Reaksi pelatih dan pemain pasca pertandingan
Thomas Tuchel menyatakan kepuasannya atas penampilan tim: “Kami mengeksekusi rencana dengan sangat baik, terutama dalam transisi cepat. Semua pemain menunjukkan tekad tinggi, dan golβgol itu adalah buah dari kerja keras dalam latihan.” Sementara itu, Pep Guardiola menekankan pentingnya konsistensi: “Kami harus menjaga intensitas ini sampai ke semifinal. Penampilan defensif kami masih perlu perbaikan, tapi serangan sudah sangat tajam.” Di pihak Arsenal, Mikel Arteta mengakui kesalahan taktis: “Kami terlalu percaya pada kontrol bola, padahal City menekan dengan agresif.

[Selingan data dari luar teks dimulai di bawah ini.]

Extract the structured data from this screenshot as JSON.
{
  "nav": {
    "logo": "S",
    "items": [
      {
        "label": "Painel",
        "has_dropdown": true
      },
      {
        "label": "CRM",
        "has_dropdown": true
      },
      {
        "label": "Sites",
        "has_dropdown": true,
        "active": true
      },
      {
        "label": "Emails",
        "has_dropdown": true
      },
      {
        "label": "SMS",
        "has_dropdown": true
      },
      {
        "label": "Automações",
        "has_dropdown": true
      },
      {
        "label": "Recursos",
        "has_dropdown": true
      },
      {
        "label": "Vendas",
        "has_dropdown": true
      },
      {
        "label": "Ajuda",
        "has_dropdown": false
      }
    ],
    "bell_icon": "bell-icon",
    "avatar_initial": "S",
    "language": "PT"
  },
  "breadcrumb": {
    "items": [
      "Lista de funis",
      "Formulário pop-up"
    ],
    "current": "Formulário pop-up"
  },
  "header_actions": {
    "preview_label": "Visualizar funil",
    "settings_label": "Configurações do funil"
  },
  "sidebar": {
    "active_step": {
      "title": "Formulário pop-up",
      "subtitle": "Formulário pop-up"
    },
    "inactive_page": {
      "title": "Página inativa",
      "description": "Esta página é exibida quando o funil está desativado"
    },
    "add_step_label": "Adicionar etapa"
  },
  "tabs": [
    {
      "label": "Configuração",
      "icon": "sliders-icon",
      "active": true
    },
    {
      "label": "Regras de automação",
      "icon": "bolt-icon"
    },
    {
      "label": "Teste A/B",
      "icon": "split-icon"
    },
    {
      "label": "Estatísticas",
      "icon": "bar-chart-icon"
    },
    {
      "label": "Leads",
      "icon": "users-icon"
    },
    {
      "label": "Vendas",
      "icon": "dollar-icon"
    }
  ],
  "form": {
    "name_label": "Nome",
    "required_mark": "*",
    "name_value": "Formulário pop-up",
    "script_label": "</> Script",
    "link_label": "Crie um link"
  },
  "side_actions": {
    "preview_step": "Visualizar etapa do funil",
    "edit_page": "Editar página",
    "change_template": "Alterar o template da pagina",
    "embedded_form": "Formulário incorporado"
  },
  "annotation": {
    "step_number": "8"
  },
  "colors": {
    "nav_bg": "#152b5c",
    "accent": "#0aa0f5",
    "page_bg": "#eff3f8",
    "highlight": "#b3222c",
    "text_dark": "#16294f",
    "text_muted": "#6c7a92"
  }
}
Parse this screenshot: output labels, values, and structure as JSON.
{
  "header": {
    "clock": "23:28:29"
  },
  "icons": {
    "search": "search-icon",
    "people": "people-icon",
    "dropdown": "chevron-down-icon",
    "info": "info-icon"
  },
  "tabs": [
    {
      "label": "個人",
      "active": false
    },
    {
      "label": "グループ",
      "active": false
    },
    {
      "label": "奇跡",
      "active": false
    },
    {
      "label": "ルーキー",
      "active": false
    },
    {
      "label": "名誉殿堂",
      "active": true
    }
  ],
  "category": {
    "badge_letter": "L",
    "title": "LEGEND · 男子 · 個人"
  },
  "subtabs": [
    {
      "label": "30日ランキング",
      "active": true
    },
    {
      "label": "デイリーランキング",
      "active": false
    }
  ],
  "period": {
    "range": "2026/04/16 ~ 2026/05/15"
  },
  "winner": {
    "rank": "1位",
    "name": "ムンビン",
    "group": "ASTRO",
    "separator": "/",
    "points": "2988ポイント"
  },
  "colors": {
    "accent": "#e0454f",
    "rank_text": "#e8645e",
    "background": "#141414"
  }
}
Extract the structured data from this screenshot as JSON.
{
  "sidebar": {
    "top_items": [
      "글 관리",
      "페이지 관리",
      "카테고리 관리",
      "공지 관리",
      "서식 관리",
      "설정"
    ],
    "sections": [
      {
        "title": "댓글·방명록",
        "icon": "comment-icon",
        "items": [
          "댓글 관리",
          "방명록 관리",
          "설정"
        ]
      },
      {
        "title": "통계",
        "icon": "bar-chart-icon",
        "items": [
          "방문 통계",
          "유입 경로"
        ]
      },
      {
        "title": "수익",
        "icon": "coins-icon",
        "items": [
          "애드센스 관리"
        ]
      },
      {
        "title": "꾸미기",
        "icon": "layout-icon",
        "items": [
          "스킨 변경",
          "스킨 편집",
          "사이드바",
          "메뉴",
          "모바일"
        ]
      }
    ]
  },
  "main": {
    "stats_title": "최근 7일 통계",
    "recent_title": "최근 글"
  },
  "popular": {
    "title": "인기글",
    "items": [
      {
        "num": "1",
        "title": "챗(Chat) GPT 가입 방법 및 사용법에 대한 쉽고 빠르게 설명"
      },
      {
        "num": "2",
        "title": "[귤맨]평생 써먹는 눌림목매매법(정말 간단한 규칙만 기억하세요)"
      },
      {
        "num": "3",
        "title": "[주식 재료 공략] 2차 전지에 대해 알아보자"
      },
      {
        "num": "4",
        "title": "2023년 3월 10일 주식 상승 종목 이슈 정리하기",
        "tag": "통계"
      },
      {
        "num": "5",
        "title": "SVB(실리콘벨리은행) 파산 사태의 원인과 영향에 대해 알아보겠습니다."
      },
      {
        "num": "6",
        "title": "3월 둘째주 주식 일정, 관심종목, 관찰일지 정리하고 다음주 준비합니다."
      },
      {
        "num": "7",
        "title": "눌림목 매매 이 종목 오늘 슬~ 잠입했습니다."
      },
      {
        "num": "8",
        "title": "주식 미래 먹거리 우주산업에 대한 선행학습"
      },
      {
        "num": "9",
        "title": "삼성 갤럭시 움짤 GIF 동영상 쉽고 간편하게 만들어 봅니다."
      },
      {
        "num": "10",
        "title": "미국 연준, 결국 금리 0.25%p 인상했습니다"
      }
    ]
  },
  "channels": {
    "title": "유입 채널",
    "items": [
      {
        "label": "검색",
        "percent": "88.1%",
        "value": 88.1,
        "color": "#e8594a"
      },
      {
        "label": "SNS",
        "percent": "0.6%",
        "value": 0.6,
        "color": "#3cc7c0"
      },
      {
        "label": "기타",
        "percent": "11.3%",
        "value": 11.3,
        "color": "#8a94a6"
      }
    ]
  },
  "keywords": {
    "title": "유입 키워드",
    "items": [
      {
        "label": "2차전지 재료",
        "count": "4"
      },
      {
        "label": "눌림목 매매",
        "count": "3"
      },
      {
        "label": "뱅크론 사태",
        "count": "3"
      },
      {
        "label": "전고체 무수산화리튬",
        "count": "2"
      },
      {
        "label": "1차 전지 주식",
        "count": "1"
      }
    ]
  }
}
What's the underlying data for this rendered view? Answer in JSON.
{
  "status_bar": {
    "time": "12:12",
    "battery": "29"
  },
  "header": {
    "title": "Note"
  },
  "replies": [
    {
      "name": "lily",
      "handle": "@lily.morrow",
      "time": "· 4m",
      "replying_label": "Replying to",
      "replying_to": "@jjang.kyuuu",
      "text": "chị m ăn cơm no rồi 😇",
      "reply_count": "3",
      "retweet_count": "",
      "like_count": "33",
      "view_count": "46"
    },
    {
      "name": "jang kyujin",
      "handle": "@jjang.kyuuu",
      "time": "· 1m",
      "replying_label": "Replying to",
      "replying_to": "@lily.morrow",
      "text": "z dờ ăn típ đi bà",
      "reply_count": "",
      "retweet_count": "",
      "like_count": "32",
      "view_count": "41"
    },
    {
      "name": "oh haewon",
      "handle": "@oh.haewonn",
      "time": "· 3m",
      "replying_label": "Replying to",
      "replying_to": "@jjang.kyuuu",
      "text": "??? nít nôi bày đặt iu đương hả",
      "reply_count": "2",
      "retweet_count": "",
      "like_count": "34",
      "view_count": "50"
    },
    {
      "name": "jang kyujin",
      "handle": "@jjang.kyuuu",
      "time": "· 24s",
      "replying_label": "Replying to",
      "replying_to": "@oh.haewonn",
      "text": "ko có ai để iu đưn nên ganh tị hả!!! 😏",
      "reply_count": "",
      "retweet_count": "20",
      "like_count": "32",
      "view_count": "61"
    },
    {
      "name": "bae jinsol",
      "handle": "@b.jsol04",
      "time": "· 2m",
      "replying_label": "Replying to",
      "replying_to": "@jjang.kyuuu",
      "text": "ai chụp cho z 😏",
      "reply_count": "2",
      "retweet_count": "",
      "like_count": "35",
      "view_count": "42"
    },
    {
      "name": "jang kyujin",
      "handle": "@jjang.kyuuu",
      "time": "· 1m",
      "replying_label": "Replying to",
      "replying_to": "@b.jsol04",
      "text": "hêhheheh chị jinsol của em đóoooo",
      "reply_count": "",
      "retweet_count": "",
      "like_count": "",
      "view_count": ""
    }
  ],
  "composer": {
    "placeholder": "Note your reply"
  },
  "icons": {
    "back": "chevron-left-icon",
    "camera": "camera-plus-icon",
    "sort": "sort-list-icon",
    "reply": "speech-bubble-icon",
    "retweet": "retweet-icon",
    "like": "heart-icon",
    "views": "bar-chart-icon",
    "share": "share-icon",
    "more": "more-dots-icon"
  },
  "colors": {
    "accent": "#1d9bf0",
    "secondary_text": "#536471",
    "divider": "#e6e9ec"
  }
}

Kami harus belajar dari kekalahan ini dan bangkit kembali.”
Statistik kunci dan catatan gol
- Chelsea mencetak 6 gol, menembus pertahanan Liverpool yang biasanya kuat.
- Manchester City menguasai 58% penguasaan bola melawan Arsenal.
- Arsenal mencatat 12 tembakan ke gawang, namun hanya 1 yang berhasil masuk.
- Gol terbanyak di babak perempat final dicetak oleh Chelsea, menjadikannya tim paling produktif secara ofensif.
Dengan dua tim Inggris terbesar melaju ke semifinal, laga selanjutnya diprediksi akan menampilkan pertarungan taktik yang menarik antara Chelsea dan Manchester City. Kedua tim memiliki skuad berkelas dan kedalaman pemain yang memungkinkan mereka mengoptimalkan strategi yang berbeda. Bagi para penggemar, perjalanan menuju final Piala FA kini semakin menegangkan, sementara Arsenal harus menata kembali strategi untuk mengembalikan kejayaan mereka di kompetisi domestik.
Kejadian di perempat final ini tidak hanya menambah catatan sejarah Piala FA, tetapi juga menegaskan dinamika kompetitif yang terus berubah dalam sepakbola Inggris. Pertarungan selanjutnya akan menjadi ujian sejati bagi ambisi masing-masing klub dalam meraih trofi bergengsi ini.